By Nathan Morley
Macron met Tuesday with Lebanese officials and representatives of civil society and non-governmental organizations.
This is the French president’s second visit to the country since last month’s deadly explosion caused by tons of ammonium nitrate stored in a warehouse in the port.
During this trip, Macron aims to follow up on the local political situation and distribution of humanitarian aid, as well as participate in centenary celebrations.
He has urged Lebanon to fight corruption, reform the energy sector and deal with the problems in the banking industry.
It is estimated that the blast caused up to $15 billion in damage, as well as leaving 5,000 injured and 300,000 homeless.
In a new report, the World Bank stated that transport and housing are among the sectors worst affected.
“The disaster will not only exacerbate the contraction in economic activity, but also worsen poverty rates, which were already at 45 percent of the population just prior to the explosion,” the World Bank said in a statement.
Just prior to Macron’s arrival, Lebanon's ambassador to Germany, Mustapha Adib, was named as the country's new prime minister.
Adib has been the ambassador in Berlin for the last seven years.
Even before the blast, the country was suffering a deep economic crisis and struggling to tackle the coronavirus pandemic.
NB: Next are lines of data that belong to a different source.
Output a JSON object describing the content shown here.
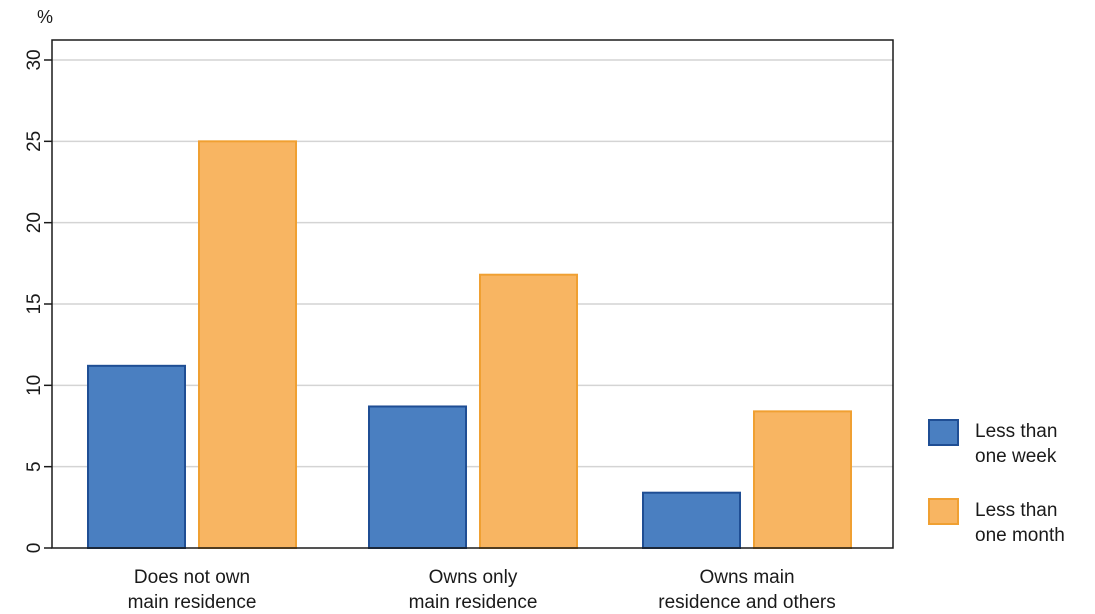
{
  "chart_data": {
    "type": "bar",
    "unit_label": "%",
    "categories": [
      [
        "Does not own",
        "main residence"
      ],
      [
        "Owns only",
        "main residence"
      ],
      [
        "Owns main",
        "residence and others"
      ]
    ],
    "series": [
      {
        "name": [
          "Less than",
          "one week"
        ],
        "values": [
          11.2,
          8.7,
          3.4
        ],
        "fill": "#4a7fc1",
        "stroke": "#1f4e94"
      },
      {
        "name": [
          "Less than",
          "one month"
        ],
        "values": [
          25.0,
          16.8,
          8.4
        ],
        "fill": "#f8b562",
        "stroke": "#f0a032"
      }
    ],
    "ylim": [
      0,
      30
    ],
    "yticks": [
      "0",
      "5",
      "10",
      "15",
      "20",
      "25",
      "30"
    ],
    "grid": true,
    "legend_position": "right",
    "colors": {
      "gridline": "#d4d4d4",
      "axis": "#1a1a1a"
    }
  }
}
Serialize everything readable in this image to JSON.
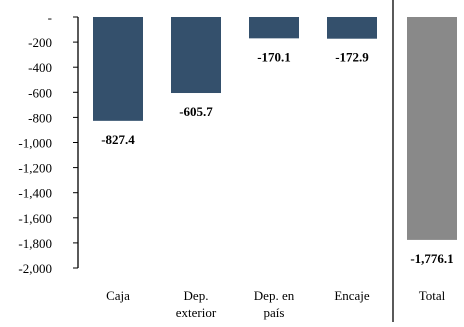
{
  "chart_data": {
    "type": "bar",
    "categories": [
      "Caja",
      "Dep. exterior",
      "Dep. en país",
      "Encaje",
      "Total"
    ],
    "category_lines": [
      [
        "Caja"
      ],
      [
        "Dep.",
        "exterior"
      ],
      [
        "Dep. en",
        "país"
      ],
      [
        "Encaje"
      ],
      [
        "Total"
      ]
    ],
    "values": [
      -827.4,
      -605.7,
      -170.1,
      -172.9,
      -1776.1
    ],
    "value_labels": [
      "-827.4",
      "-605.7",
      "-170.1",
      "-172.9",
      "-1,776.1"
    ],
    "ylim": [
      -2000,
      0
    ],
    "yticks": [
      0,
      -200,
      -400,
      -600,
      -800,
      -1000,
      -1200,
      -1400,
      -1600,
      -1800,
      -2000
    ],
    "ytick_labels": [
      "-",
      "-200",
      "-400",
      "-600",
      "-800",
      "-1,000",
      "-1,200",
      "-1,400",
      "-1,600",
      "-1,800",
      "-2,000"
    ],
    "bar_colors": [
      "#34506c",
      "#34506c",
      "#34506c",
      "#34506c",
      "#898989"
    ],
    "title": "",
    "xlabel": "",
    "ylabel": "",
    "grid": false,
    "legend": "none",
    "separator_before_last": true
  }
}
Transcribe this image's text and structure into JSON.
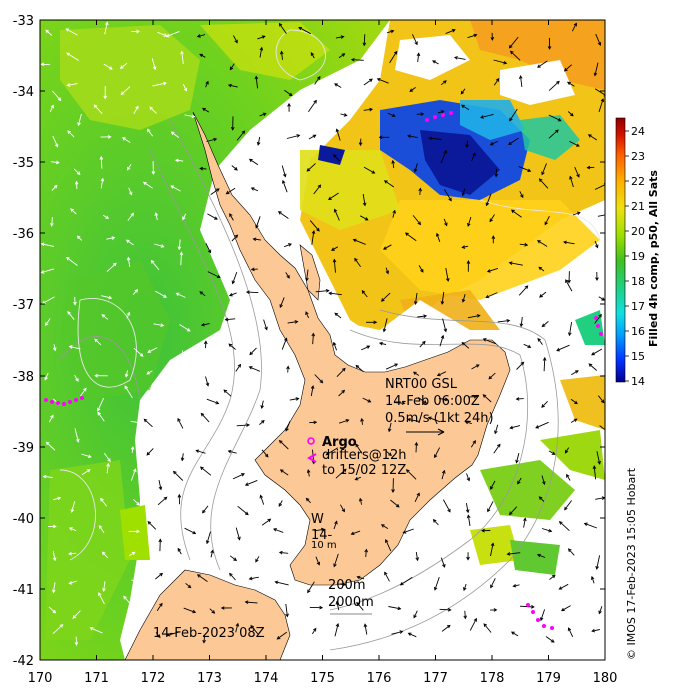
{
  "map": {
    "lon_ticks": [
      "170",
      "171",
      "172",
      "173",
      "174",
      "175",
      "176",
      "177",
      "178",
      "179",
      "180"
    ],
    "lat_ticks": [
      "-33",
      "-34",
      "-35",
      "-36",
      "-37",
      "-38",
      "-39",
      "-40",
      "-41",
      "-42"
    ],
    "lon_range": [
      170,
      180
    ],
    "lat_range": [
      -42,
      -33
    ],
    "colors": {
      "land": "#fcc896",
      "no_data": "#ffffff",
      "drifter_markers": "#ff00ff",
      "argo_marker": "#ff00ff"
    }
  },
  "colorbar": {
    "label": "Filled 4h comp, p50, All Sats",
    "ticks": [
      "14",
      "15",
      "16",
      "17",
      "18",
      "19",
      "20",
      "21",
      "22",
      "23",
      "24"
    ],
    "range": [
      14,
      24.5
    ],
    "colormap": [
      "#00008c",
      "#0030ff",
      "#00a0ff",
      "#10e0e0",
      "#20d080",
      "#40c020",
      "#a0e000",
      "#f0e010",
      "#ffb000",
      "#ff6000",
      "#d01000",
      "#900000"
    ]
  },
  "annotations": {
    "current_product": "NRT00 GSL",
    "current_time": "14-Feb 06:00Z",
    "current_scale": "0.5m/s (1kt 24h)",
    "argo_label": "Argo",
    "drifters_line1": "drifters@12h",
    "drifters_line2": "to 15/02 12Z",
    "wind_label": "W",
    "wind_time": "14-",
    "wind_scale": "10 m",
    "contour_200": "200m",
    "contour_2000": "2000m",
    "image_time": "14-Feb-2023 08Z",
    "credit": "© IMOS 17-Feb-2023 15:05 Hobart"
  }
}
Lebanon is suffering from record high unemployment levels, sluggish growth and one of the highest debt ratios anywhere in the Middle East.
To make matters worse, UN aid agencies say that a humanitarian crisis could erupt given Lebanon imports over 80 percent of its food.
On Monday, the European Union sent a cargo plane carrying 12 tons of humanitarian supplies and medical equipment to the beleaguered country.